Mon exil je vais l’entreprendre pour Hala, mon cher enfant, je suis prête à tout pour lui donner un nouveau départ, un avenir, dans un pays où on ne fait pas la guerre, où on ne s’entretue pas.
Oui c’est difficile de m’extraire de cette terre, de cette maison, où j’ai connu des moments de bonheur intense avec Alae et Imad, fruits de mon union avec mon défunt mari… Je suis hantée par les images du passé depuis qu’ils sont partis, beaucoup de souvenirs remontent, je me souviens encore aujourd’hui du bonheur de Mustapha quand il a appris leur naissance… deux garçons magnifiques, pleins de vie et d’enthousiasme. Le pire, le plus insupportable, c’est quand j’y repense...

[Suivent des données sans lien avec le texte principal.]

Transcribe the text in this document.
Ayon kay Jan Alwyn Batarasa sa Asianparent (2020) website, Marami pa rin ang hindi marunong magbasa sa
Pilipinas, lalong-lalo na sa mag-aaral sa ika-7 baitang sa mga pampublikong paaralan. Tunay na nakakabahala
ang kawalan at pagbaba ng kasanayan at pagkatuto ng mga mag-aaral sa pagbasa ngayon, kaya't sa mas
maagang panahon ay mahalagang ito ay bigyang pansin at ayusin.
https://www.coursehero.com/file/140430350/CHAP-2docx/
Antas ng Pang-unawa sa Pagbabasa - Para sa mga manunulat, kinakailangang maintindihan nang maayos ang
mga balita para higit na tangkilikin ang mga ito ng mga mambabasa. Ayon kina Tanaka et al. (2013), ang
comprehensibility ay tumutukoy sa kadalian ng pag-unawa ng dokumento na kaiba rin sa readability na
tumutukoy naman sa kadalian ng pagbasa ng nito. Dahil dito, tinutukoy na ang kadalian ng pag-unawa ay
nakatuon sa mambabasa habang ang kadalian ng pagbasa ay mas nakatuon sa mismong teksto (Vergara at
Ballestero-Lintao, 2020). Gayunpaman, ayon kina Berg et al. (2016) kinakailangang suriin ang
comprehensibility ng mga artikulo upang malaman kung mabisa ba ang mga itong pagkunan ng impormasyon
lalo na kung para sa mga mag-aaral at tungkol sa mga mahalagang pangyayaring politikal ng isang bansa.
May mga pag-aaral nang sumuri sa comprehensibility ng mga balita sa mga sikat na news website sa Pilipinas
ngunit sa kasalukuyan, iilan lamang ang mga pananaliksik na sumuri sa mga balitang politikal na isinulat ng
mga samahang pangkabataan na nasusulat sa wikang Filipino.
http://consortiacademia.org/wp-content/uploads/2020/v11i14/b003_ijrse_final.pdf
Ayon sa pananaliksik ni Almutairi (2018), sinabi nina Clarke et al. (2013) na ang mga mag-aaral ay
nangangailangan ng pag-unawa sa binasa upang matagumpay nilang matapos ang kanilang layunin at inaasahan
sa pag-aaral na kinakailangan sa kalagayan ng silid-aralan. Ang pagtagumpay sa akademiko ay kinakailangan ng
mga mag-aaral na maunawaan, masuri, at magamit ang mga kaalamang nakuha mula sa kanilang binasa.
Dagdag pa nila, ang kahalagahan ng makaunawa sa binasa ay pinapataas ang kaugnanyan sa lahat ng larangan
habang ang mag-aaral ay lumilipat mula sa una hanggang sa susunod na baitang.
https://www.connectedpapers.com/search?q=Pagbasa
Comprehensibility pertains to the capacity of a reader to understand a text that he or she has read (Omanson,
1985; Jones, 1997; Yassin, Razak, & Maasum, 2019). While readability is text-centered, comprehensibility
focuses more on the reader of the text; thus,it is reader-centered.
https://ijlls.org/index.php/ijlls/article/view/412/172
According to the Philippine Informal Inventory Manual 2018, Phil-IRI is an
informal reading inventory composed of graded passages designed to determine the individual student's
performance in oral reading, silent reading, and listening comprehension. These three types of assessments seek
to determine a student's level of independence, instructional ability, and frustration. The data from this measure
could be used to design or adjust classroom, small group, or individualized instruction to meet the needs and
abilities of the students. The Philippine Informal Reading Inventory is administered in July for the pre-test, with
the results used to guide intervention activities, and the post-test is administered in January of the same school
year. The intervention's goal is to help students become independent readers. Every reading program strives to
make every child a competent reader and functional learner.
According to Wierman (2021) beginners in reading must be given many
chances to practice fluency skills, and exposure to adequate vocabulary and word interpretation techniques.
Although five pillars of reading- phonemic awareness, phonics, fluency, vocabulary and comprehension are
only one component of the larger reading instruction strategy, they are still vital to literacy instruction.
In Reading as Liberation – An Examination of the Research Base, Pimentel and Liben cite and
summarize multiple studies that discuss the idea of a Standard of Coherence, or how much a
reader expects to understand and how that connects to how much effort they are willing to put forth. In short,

La perte des trois compagnons de ma vie en même temps, comme ca, en une minute… enterrés à jamais sous les décombres après que notre maison ait été la cible d’un obus du régime… J’ai entendu l’habituel son strident, le court silence, et le gros BOUM. Des jours se sont passés avant que je ne commence à saisir et assimiler les événements. Je n’ai même pas pu jeter un dernier regard sur mes biens aimés...Hala ne comprend toujours pas. Je me sens lâche de ne pas trouver la force de lui expliquer les choses comme elles sont…
Notre quartier, « Cheikh Meskin », qui abrite la moitié de la population de Draa, a subi les pires représailles de la part du régime. Croyant que des rebelles étaient cachés parmi nous, nous avons eu droit durant sept jours et nuits à une multitude de bombardements, au déversement de gaz toxiques, et à des explosions de barils à clous…Même pas moyen d’aller chercher un semblant de nourriture et d’eau. Cette semaine le régime n’a eu aucun répit, on dirait qu’il a mis le paquet double pour en finir avec nous le plus rapidement possible...J’ai hâte de quitter cet enfer !
Je n’ai pas oublié d’emporter quelques papiers et l’acte de résidence de notre maison. Qui sait de quoi demain sera fait ? Peut être qu’un jour nous pourront revenir pour un nouveau départ ?
J’attends toujours un signe du passeur qui va nous déposer à la frontière Jordanienne. Environ à une dizaine de kilomètres d’ici.
Il a beaucoup de demandes et il faut attendre longtemps, les gens ont peur de traverser seuls les zones de guerre, lui, il connait les chemins les plus sécurisés mais en plus de l’attente, ce n’est pas donné.